GENE FLOW AND LIFE HISTORY PATTERNS

Abstract

Dispersal distances overestimate the gene-flow scale l (the square-root of the mean squared distance travelled from birth to reproduction) when egg laying is concentrated early in dispersal and when there is mortality during dispersal. If egg laying follows a square-root normal distribution in time, as it does in several Drosophila species, then l is reduced to about 0.6 of that estimated from dispersal alone, unless egg laying is concentrated in a very brief period. If mortality is such that the half-life is earlier than the mean fecundity day, then l will be reduced still more relative to the dispersal estimate, and will be very sensitive to small changes in mortality. Overestimating l yields overestimates of the amount of selection needed to maintain geographic differences in gene frequencies. If mortality increases in suboptimal habitats, then the neighborhood size will be smaller in those areas, because increased mortality decreases l. This means that l is smallest, allowing the greatest differentiation and genetic innovation, precisely where it is most needed. This lends support to WRIGHT'S shifting balance hypothesis.

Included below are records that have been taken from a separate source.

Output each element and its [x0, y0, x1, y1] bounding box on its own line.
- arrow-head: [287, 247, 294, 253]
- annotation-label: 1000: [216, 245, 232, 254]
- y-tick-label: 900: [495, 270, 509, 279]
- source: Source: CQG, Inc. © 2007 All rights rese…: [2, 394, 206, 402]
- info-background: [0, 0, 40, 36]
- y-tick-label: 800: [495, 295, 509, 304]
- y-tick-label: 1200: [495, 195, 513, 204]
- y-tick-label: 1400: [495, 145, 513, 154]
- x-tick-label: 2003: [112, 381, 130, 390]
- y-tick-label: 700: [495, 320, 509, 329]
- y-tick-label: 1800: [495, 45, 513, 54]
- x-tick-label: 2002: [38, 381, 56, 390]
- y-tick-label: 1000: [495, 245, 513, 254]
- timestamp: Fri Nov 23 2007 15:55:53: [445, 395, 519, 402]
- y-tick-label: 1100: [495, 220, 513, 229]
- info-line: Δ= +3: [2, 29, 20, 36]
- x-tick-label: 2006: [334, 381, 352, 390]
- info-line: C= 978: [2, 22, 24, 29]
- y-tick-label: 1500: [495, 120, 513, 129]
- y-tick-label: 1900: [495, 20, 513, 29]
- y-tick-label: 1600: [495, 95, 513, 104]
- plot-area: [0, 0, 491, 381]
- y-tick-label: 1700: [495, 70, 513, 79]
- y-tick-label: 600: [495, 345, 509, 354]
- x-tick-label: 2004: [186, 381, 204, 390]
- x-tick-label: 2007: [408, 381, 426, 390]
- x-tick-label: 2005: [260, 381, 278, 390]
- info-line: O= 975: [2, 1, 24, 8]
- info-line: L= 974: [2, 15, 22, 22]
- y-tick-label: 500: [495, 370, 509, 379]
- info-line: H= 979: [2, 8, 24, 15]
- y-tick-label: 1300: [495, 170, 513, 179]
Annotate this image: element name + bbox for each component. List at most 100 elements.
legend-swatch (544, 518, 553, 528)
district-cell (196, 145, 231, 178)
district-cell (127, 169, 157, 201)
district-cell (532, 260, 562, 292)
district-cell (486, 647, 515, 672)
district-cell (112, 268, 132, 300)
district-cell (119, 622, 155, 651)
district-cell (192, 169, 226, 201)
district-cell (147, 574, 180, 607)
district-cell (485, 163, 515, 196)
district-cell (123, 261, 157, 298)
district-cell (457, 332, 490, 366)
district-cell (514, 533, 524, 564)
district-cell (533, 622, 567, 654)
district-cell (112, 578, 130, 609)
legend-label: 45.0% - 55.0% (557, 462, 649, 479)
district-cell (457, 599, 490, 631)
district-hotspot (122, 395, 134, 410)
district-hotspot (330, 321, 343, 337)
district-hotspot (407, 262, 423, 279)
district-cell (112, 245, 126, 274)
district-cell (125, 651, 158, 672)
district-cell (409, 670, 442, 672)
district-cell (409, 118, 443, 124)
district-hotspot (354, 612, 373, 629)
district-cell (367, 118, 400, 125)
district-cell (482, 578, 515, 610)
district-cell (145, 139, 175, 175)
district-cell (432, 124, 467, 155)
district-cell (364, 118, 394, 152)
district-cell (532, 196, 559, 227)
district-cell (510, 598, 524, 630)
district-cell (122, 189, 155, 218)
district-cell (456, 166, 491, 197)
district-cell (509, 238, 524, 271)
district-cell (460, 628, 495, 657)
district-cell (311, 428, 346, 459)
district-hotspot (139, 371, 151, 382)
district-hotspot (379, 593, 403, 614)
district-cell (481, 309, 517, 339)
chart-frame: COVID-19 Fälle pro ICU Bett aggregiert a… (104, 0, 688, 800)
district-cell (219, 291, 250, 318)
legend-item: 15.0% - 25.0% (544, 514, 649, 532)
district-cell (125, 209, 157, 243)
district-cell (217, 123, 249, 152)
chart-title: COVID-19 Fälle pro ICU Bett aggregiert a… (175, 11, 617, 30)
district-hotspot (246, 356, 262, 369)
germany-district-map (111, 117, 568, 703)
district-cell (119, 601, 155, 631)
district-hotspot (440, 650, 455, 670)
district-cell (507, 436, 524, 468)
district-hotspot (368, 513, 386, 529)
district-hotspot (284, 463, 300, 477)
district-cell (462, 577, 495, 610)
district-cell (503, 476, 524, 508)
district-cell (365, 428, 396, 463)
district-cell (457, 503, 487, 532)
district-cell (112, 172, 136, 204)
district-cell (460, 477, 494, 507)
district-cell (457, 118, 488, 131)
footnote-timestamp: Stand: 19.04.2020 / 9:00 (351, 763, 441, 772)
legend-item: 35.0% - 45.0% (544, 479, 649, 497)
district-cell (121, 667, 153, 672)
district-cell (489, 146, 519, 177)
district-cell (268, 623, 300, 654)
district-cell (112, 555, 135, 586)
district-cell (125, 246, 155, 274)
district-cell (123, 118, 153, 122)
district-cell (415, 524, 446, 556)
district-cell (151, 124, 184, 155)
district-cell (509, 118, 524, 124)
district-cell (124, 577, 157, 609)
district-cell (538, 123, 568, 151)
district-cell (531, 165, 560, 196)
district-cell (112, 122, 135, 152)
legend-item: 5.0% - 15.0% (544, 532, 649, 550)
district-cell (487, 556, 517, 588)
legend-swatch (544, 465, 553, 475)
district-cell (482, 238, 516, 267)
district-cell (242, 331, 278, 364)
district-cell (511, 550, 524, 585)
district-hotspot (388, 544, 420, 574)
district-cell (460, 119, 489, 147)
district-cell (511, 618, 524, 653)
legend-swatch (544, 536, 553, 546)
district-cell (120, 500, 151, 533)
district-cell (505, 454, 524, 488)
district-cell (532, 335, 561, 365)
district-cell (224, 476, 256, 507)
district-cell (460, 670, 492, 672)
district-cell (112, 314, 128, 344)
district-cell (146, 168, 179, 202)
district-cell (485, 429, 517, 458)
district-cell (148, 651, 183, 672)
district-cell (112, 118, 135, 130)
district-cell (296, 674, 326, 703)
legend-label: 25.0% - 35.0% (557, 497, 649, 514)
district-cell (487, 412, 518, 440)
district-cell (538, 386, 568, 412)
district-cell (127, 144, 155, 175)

If l is adjusted to local conditions, then we do not necessarily expect a positive relationship between environmental and genetic heterogeneity. Data from Drosophila pseudoobscura are used to make the models realistic, and it is shown that l depends on the distances among traps or breeding sites. It is therefore essential to know the geometry of breeding sites and the life history parameters to estimate l.